In 2019, Alawi met with the U.S. Secretary of State Michael R. Pompeo in Washington, D.C. to discuss ways to better engage with Iran. Oman is unusual among Arab states of the Persian Gulf in that it has a long history of cordial relations with Tehran, something Washington is keen to make use of in resolving a number of regional security issues.

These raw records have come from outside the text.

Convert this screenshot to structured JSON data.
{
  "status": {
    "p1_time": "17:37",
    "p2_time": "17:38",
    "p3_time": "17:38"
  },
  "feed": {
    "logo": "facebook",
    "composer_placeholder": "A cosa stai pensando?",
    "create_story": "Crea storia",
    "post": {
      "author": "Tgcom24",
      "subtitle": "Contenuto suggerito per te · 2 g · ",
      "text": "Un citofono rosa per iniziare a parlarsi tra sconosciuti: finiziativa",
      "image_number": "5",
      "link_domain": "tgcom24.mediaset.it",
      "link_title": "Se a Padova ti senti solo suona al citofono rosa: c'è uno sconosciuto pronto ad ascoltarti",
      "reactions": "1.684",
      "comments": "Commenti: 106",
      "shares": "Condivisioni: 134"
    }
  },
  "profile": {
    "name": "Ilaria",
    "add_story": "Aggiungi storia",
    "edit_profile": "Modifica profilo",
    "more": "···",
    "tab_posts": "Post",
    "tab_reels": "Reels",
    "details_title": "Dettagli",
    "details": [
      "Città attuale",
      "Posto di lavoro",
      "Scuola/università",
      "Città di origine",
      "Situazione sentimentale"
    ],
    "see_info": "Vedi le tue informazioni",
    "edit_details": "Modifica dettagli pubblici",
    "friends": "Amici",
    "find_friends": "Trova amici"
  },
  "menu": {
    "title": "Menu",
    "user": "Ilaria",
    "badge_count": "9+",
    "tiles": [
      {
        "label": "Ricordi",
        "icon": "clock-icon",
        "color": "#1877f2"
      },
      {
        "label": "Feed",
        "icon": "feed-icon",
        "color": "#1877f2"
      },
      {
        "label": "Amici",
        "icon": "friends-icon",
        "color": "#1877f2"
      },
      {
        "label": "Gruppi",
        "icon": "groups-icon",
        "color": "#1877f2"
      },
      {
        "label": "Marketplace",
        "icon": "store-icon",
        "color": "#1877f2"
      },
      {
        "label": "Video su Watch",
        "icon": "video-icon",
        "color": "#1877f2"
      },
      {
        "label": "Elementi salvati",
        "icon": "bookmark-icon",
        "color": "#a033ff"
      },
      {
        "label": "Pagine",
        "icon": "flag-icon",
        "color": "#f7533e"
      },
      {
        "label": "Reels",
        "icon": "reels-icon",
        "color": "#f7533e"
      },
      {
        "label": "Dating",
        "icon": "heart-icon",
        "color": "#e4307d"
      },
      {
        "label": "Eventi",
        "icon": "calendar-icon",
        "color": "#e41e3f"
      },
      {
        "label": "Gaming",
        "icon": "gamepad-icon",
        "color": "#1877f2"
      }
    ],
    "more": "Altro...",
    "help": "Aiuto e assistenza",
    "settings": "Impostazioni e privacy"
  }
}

In September 2016, Oman played an important role in securing the release of Homa Hoodfar, an Iranian-Canadian citizen and professor at Concordia University. She had been held prisoner in Iran's Evin Prison since 6 June 2016. This happened soon after a secretive meeting between Canada's prime minister, Justin Trudeau, and Alawi.

==Hacking==
In 2019, it was revealed that Alawi had been targeted by Project Raven; a UAE clandestine surveillance and hacking operation targeting other governments, militants and human rights activists critical of the UAE monarchy. Using a "sophisticated spying tool called Karma", they managed to hack a device belonging to Alawi.

== Honours ==
- Sultan Haitham bin Tarik honoured Alawi with the highest civilian award (Royal Commendation Order – First Class) for his contributions to Oman.

=== Foreign honour ===
- Japan: Grand Cordon of the Order of the Rising Sun (10 May 2022).